19. The method of Claim 17, wherein the cardiovascular stent, autologous venous/arterial graft, prosthetic venous/arterial graft, vascular catheter or vascular shunt is coated with a Bcr-Abl tyrosine kinase inhibitor.

20. The device of Claim 17, wherein the cardiovascular stent, autologous venous/arterial graft, prosthetic venous/arterial graft, vascular catheter or vascular shunt is coated with STI-571.

21. The device of Claim 17, wherein the cardiovascular stent, autologous venous/arterial graft, prosthetic venous/arterial graft, vascular catheter or vascular shunt is coated with4-{(4-methyl-1-piperazinyl)methyl}-N-{4-methyl-3-{ {4-(3-pyrimidinyl}amino}-phenyl}benzamide and/or a pharmaceutically-suitable salt thereof.

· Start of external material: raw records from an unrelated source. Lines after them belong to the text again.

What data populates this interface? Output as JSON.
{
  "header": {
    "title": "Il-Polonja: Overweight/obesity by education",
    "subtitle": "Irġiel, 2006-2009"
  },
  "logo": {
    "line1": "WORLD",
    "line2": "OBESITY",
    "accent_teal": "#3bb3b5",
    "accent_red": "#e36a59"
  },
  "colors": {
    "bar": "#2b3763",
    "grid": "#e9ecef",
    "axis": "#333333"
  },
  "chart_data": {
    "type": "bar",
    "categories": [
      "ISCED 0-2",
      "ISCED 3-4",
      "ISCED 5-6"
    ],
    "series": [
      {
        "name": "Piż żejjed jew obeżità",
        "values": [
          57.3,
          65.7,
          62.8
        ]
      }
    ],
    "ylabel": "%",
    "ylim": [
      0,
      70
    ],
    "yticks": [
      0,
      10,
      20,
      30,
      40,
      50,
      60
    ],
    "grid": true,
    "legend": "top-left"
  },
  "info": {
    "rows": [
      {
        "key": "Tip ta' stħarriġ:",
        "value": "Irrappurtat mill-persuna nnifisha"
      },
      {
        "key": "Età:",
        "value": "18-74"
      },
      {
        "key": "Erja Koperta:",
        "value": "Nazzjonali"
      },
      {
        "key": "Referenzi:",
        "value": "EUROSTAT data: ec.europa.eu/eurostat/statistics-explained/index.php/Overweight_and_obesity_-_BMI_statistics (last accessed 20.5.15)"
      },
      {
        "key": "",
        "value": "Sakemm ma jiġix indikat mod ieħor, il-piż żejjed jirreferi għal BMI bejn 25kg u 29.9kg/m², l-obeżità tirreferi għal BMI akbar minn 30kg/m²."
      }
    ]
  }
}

22. A method of preventing restenosis following vascular intervention, the method comprising coating, adsorbing, impregnating, or covalently or ionically bonding to a cardiovascular stent, autologous venous/arterial graft, prosthetic venous/arterial graft, vascular catheter or vascular shunt used in the vascular intervention an amount of 4-{(4-methyl-1-piperazinyl)methyl}-N-{ 4-methyl-3-{{4-(3 -pyrimidinyl}amino}-phenyl}benzamide and/or a pharmaceutically-suitable salt thereof; the amount being sufficient to prevent or inhibit proliferation of vascular smooth muscle cells in an area within a blood vessel immediately adjacent to and/or proximal to the cardiovascular stent, autologous venous/arterial graft, prosthetic venous/arterial graft, vascular catheter or vascular shunt, while simultaneously not inhibiting the proliferation of vascular intimal cells.